The challenge is to be like Jesus Christ, the Prince of Peace. The task is to overwhelm extremism not by other extremes but with hope and love.

Victory will mean the end of religiously motivated violence in the way that the great Christian wars that began with the Reformation and ended at the Peace of Westphalia in 1648 defeated Christian generated large scale religious war in Western Europe.

This present conflict must be won for faith of any kind to have any reputation in the public mind.

Let me repeat again, an inward turning, self-indulgent frame of mind that says we will do what we do and never mind the consequences – such a mind will not be forgiven.

On the other hand if we are a Synod that engages with the world around, that puts our own issues in a broader context, that demonstrates that deeply held differences on hugely important questions can be held in love through the grace of God, then we can acquire the right to speak prophetically, and the courage to act courageously and compassionately in a world of war.

Whether we like it or not, I believe Jesus Christ holds his plumb line up to each of us as individuals, to His Church and to this Synod. He does so that we might build wisely, responsibly, skillfully and in a way which will bring God glory.

Let us therefore approach this Quinquennium with an attitude of openness to the Holy Spirit, building together as a Synodal Church.

Let us learn to honour one another and to love one another as those who bear the name of Christ, and who seek to serve him.

Let us demonstrate the self-sacrificial love of the Cross in our debates, in our care and concern, not only for the Church but for the whole nation, and indeed for the whole world.

In five years’ time we can look at ourselves as people who have built together, who have listened and heard and although not agreed, have done our best to be faithful to Jesus Christ.

We know that the Council of Jerusalem, despite the wisdom of James’ words, was not the end of the matter. In later years, we see Paul still struggling with the fallout of those who disagreed.

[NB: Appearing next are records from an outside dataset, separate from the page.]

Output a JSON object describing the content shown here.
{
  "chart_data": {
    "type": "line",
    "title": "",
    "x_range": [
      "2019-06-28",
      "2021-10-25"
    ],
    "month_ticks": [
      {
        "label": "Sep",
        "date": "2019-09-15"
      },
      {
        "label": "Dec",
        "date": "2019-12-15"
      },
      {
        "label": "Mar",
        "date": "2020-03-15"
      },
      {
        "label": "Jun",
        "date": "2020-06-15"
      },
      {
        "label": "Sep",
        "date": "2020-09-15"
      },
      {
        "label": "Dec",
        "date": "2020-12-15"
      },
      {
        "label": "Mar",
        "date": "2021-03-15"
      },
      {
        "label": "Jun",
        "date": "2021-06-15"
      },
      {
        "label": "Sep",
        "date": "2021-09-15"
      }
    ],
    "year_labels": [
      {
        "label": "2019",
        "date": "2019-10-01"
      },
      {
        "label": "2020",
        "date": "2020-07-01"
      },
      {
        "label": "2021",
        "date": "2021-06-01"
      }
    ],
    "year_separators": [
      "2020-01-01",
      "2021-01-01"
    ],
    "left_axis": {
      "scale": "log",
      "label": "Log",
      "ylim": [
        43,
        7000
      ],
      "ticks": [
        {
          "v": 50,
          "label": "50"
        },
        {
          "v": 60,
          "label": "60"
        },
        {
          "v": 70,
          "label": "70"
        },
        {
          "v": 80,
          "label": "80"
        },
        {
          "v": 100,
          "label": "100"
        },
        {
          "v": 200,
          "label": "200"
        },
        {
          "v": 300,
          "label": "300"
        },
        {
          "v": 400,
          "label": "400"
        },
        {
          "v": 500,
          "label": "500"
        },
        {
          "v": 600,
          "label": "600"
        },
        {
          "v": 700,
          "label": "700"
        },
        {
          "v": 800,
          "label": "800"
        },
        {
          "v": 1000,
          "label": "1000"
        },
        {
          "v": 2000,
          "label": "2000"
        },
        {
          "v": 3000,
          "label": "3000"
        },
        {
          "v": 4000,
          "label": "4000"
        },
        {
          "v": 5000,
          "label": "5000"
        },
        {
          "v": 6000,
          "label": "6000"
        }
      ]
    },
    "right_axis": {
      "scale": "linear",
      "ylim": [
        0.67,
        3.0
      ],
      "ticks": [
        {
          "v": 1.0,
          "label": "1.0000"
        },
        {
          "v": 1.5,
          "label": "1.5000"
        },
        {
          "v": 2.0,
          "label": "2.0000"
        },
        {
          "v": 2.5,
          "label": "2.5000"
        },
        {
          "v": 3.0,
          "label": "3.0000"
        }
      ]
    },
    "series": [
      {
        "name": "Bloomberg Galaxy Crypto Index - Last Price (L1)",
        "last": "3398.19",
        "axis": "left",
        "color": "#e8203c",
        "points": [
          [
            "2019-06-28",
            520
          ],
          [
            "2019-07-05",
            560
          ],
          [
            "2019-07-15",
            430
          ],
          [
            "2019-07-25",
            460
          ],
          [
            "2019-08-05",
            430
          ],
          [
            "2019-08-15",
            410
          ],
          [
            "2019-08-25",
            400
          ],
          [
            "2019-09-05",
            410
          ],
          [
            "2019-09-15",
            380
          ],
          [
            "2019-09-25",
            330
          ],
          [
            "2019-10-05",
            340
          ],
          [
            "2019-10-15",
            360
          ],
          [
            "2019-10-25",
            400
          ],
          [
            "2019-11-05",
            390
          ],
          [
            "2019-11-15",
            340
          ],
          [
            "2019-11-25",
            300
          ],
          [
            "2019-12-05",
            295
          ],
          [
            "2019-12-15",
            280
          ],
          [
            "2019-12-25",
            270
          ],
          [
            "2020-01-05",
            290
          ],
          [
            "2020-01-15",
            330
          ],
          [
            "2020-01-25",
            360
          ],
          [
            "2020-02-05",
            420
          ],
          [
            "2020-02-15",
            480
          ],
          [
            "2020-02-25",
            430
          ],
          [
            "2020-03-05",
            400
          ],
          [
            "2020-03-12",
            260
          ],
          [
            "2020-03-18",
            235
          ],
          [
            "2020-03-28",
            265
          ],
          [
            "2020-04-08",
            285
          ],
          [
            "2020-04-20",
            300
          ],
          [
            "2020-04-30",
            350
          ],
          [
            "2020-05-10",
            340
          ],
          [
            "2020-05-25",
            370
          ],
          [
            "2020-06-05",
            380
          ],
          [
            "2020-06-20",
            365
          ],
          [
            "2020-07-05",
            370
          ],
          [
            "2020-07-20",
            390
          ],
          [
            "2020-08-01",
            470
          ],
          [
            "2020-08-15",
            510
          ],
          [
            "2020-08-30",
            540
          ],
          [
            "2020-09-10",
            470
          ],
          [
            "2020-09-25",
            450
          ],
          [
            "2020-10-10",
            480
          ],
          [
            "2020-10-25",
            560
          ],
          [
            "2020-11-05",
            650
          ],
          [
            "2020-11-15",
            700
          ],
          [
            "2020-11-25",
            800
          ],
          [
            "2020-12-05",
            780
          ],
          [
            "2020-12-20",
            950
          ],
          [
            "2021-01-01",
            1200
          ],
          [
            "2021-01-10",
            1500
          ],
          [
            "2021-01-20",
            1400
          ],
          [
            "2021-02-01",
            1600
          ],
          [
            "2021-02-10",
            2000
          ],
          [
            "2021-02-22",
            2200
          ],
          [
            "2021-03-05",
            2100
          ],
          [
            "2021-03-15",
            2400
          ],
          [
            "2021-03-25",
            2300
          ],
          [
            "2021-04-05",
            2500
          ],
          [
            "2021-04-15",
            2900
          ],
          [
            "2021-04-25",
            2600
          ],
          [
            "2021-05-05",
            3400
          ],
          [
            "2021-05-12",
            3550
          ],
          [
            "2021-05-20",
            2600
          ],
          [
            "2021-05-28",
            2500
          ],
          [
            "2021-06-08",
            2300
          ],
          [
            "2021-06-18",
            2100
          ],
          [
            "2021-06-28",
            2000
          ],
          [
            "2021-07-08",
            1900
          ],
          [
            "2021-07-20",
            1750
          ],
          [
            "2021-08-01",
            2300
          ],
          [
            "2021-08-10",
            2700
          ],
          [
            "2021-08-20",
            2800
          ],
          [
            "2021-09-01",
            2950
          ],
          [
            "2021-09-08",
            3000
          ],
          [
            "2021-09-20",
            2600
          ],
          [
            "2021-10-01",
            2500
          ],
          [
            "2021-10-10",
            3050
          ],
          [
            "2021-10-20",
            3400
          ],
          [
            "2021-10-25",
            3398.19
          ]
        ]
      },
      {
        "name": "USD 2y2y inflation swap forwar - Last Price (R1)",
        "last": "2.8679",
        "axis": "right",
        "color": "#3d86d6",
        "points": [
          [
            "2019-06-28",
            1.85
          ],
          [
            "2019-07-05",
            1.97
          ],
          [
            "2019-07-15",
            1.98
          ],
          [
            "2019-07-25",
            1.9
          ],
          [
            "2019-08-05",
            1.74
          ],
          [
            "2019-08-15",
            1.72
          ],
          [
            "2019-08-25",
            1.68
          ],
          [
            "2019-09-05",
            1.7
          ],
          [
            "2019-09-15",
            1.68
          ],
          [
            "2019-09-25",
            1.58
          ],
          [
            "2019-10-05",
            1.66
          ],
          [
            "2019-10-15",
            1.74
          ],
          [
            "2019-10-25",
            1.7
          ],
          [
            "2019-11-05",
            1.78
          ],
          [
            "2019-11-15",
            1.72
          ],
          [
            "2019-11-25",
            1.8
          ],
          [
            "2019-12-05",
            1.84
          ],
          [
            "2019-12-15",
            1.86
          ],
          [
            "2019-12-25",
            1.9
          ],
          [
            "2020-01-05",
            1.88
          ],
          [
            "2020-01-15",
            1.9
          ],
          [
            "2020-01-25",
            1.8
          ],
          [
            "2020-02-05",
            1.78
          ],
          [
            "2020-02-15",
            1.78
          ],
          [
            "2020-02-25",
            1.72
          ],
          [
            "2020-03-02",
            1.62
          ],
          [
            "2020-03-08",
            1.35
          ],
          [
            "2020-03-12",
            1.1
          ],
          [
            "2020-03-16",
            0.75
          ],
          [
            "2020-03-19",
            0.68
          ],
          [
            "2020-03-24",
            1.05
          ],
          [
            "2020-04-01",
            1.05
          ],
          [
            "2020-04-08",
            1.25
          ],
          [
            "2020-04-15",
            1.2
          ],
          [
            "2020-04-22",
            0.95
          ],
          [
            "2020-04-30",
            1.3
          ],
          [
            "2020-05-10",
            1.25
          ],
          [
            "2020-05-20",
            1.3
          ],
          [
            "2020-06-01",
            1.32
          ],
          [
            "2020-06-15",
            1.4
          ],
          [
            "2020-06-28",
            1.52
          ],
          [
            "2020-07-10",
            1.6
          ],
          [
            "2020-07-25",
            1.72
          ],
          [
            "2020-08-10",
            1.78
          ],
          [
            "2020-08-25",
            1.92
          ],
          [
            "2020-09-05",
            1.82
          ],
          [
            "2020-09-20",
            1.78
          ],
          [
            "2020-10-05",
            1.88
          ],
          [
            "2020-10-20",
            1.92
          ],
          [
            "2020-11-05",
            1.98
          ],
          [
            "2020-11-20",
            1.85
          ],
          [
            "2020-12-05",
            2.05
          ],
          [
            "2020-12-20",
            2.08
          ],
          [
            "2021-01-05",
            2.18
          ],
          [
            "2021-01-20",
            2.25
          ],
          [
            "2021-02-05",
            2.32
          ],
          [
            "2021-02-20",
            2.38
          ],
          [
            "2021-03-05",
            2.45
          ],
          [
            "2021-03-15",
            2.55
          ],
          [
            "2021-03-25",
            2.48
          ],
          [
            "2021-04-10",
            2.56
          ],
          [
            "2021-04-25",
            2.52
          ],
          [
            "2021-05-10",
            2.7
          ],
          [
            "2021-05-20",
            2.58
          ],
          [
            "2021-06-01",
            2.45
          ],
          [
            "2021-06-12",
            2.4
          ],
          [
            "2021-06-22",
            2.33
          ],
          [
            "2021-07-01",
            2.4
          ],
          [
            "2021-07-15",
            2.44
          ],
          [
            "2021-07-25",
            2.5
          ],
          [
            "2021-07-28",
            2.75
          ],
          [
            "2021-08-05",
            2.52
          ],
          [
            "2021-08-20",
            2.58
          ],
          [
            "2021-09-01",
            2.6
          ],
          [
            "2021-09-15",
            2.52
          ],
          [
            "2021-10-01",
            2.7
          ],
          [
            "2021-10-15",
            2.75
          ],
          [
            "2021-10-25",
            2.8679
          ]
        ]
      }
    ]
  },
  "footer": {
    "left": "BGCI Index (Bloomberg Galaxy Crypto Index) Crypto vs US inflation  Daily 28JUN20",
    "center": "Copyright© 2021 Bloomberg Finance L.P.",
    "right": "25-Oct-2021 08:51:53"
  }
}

Human beings, being sinners, will never be tidy in the way they disagree, or in the nature of their relationships. We will be an untidy Synod because we are a human Synod.

Untidiness in relationships is normal, not fearful: it expresses the richness of who we are.

The last Synod changed its way of working and achieved much.

If we are consumed with desire for each other’s flourishing. If we can celebrate rather than resent the work of the Spirit in each other’s lives, which expresses not so much who we are but above all whose we are; if we are willing to discover new ways of listening and loving; then this next Quinquennium, meeting at its beginning in the shadow of Paris, will achieve even more. Amen.